Misperception 2) Growing up on a farm brings one into better harmony with nature.  This is wrong as well.  Farming is about the conquest of nature. Farmers know alot about nature, but take it from me, people who plow the ground, churn in soil amendments, and neutron bomb the insect population are not nature lovers. They are nature conquerors.  Farming is about return on investment. Just watch Ag PhD if you don’t believe me. Hey, I watch this show- it’s pretty interesting.

Misperception 3) Growing up on a farm is peaceful and soothes the soul. Well, it seems outwardly peaceful. This is true. And that can soothe the soul. But consider that the prolonged lack of intellectual stimulation has a dulling and isolating effect that prevents people from finding a whole spread of achievement that is possible in the modern world.

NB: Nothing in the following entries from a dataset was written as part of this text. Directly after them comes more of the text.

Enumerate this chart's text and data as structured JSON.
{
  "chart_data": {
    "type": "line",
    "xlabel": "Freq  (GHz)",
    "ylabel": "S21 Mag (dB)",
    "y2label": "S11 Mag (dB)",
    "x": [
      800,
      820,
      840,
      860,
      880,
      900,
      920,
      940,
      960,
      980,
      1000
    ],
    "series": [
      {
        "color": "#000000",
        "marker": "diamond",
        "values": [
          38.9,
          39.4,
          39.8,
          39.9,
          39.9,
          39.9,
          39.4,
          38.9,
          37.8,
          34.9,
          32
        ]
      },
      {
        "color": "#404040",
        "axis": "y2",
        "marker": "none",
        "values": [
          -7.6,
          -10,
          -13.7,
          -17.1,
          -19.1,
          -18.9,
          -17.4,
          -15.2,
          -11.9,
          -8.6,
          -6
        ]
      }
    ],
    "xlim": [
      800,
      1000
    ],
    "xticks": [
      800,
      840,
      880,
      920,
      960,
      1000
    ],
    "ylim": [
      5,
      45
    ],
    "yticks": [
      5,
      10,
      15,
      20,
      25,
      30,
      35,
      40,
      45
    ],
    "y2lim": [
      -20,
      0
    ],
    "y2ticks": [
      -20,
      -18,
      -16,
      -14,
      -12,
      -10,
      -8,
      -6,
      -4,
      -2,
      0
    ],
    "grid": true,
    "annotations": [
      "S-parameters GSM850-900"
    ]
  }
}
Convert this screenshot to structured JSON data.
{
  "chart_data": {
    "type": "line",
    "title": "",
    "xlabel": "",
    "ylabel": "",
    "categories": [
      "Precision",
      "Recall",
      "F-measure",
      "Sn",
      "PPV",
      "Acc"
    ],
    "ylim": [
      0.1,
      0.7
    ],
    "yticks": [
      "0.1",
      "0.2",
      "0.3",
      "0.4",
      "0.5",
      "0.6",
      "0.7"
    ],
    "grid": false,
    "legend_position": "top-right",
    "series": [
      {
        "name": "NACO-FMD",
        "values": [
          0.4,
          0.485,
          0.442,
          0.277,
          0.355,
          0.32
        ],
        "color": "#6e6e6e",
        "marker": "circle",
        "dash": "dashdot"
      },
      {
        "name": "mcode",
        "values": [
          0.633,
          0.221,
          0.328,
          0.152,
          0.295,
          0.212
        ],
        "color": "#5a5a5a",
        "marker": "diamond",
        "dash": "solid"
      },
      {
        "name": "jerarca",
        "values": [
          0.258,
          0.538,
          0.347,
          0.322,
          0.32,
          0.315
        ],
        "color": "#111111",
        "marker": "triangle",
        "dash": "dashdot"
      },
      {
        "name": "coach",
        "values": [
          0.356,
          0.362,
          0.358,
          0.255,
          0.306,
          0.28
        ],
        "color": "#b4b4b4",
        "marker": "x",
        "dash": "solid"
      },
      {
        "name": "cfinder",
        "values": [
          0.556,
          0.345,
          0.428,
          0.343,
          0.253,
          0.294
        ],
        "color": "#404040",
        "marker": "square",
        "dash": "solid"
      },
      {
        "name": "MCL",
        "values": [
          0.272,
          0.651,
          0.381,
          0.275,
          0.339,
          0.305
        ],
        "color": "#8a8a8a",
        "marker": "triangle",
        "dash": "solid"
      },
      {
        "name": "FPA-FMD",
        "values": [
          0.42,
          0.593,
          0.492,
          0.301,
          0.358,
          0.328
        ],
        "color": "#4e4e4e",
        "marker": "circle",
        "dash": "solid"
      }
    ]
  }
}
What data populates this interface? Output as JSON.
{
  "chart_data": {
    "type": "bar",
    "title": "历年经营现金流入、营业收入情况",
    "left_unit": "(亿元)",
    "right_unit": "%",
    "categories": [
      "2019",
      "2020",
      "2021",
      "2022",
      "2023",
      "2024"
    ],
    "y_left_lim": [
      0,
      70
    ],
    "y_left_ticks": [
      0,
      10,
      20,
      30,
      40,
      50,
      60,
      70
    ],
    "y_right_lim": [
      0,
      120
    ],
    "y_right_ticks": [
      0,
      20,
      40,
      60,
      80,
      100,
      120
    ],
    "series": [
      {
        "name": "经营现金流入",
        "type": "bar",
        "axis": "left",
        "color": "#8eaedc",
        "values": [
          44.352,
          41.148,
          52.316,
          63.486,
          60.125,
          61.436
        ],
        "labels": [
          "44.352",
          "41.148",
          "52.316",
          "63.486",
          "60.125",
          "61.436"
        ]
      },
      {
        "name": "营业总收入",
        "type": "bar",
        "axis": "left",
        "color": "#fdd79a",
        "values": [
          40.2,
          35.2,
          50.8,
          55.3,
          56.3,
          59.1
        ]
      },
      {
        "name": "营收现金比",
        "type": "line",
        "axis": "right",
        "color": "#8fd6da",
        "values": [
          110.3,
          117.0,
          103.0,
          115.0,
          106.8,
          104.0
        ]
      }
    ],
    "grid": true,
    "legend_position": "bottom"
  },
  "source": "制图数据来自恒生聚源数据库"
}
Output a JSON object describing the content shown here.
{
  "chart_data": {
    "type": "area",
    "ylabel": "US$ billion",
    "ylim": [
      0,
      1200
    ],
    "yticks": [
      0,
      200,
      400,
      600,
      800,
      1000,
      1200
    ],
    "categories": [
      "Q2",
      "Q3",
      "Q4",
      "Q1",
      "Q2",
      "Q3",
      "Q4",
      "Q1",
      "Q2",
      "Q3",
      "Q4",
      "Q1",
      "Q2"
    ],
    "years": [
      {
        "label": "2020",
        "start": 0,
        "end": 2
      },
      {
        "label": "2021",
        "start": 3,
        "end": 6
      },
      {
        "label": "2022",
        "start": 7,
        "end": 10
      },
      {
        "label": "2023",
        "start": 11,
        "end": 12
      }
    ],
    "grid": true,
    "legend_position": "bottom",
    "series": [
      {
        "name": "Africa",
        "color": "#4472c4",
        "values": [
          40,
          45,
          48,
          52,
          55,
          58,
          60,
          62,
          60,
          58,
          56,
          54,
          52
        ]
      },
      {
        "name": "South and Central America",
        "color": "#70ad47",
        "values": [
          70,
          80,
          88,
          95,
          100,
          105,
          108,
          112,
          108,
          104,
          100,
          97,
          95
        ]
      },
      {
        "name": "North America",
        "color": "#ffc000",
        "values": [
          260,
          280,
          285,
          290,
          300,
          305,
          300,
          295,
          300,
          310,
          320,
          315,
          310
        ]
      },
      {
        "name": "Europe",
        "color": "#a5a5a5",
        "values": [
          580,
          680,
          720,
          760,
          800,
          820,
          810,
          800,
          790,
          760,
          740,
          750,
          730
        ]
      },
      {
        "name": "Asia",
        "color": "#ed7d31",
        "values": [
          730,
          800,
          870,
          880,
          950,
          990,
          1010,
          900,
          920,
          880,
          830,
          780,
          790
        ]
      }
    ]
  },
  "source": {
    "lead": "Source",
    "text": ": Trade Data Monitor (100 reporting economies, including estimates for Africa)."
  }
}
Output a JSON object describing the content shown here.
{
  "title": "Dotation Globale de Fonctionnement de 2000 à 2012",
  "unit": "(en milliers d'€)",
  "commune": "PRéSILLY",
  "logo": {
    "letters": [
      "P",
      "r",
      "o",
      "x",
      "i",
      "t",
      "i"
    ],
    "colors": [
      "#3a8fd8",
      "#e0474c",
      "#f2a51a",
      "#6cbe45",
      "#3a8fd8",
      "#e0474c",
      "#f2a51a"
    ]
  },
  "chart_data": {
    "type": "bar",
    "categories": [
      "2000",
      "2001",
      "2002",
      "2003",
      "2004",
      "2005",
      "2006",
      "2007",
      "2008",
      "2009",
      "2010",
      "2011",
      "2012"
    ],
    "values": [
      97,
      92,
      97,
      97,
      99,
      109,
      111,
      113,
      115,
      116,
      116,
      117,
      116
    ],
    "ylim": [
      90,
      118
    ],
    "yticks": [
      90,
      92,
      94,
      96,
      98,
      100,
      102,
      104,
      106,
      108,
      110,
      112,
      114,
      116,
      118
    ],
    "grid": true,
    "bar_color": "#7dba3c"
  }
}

Misperception 4) rural life is good because people know each other. You know the guy who owns the CO-OP and the family who sells the home grown eggs. Folks pull together when times are tough.  Well, maybe. The Gaussian distribution of saints and knuckleheads applies everywhere. In a rural community you just know the saints and knuckleheads who farm. Farms have produced Ed Gein and Dwight Eisenhower. Less pathologically, people in rural communities are just as frequently unhappy with their lives as those in the city.  It’s faulty thinking to conclude that the farming or rural life imbues some special merit to a person.  As always, your life story is about what you put into it. I would offer that rural life is less than good because people know each other.

The notion that a politician with a rural history, or one displaying an outward appearance, is invested with a more nuanced sensibility than some city slicker is also faulty thinking.  You can manipulate people with the “aw shucks, ma’am” act as effectively as with the tools of a cosmopolitan confidence man.  In fact, the country boy approach may be more persuasive.